Earlier this week, the Karnataka Electricity Regulatory Commission (KERC) brought major relief to the Bangalore Metro Rail Corporation Ltd. (BMRCL) by approving a Re. 1 per unit reduction from the existing tariff, contrary to the upward revision in tariff for other categories of electricity consumers.
This means that the BMRCL will now have to shell out less on power to run Namma Metro operations with a concessional tariff of ₹5 per unit.
However, consumers will continue paying what they usually do as the BMRCL has decided not to pass on the benefit of the concessional tariff to them. The minimum fare for metro passengers (buying tokens) is ₹10 and the maximum is ₹60.
The KERC had justified the move to reduce the tariff for BMRCL saying that the metro rail corporation manages the entire infrastructure and the only role the Bangalore Electricity Supply Company has is in supplying power.
BMRCL Managing Director Mahendra Jain said, “The revision of fares is a matter which is deliberated by the Audit Committee of the Board, and decided with approval of the board and the government. Therefore, any proposal for fare revision has to be decided at the appropriate level. However, keeping in mind our overall financial situation, and considering that our fares are fairly competitive, presently, there is no proposal to revise the fares.”

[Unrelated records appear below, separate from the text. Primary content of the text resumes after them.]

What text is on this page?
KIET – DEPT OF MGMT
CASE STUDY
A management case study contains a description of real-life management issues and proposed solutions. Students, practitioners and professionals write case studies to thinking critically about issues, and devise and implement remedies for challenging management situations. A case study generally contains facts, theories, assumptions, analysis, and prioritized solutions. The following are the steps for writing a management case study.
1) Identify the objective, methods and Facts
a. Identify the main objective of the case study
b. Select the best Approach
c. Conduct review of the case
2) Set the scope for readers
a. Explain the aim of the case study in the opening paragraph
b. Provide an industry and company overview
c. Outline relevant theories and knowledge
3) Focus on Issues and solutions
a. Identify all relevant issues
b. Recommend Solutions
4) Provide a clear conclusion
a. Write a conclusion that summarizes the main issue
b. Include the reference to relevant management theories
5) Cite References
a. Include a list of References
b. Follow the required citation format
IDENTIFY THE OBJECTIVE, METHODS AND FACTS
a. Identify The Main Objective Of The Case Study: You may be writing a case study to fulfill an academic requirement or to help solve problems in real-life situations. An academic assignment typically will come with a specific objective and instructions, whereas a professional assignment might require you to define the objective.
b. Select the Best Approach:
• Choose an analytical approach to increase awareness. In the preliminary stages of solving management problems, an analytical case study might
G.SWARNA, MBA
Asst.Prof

The BMRCL uses about 65 lakh units of electricity every month and the expenditure is around ₹5.5 crore. “The reduction in electricity tariff by ₹1 per unit is a very welcome and environment-friendly move to incentivise electric-based mobility solutions, and will save us about ₹65 lakh per month. There will be some additional savings due to waiver of time of the day rates,” he said.
Why then will these savings not reflect in the fares that metro passengers pay?
Mr. Jain explained that the provisional operations and maintenance (O&M) expenditure of BMRCL annually is around ₹240 crore, and the revenue — both fare and non-fare — is around ₹333 crore.
“We incur financial charges, such as interest, of around ₹111 crore. Therefore, there is net cash loss of around ₹30 crore annually. Further, this does not include the loan principal repayment, which is approximately ₹350 crores. Our operational expenses are rising mainly on account of higher security, higher staff costs, longer operational hours during off-peak hours, higher maintenance due to older rolling stock, etc.” he added.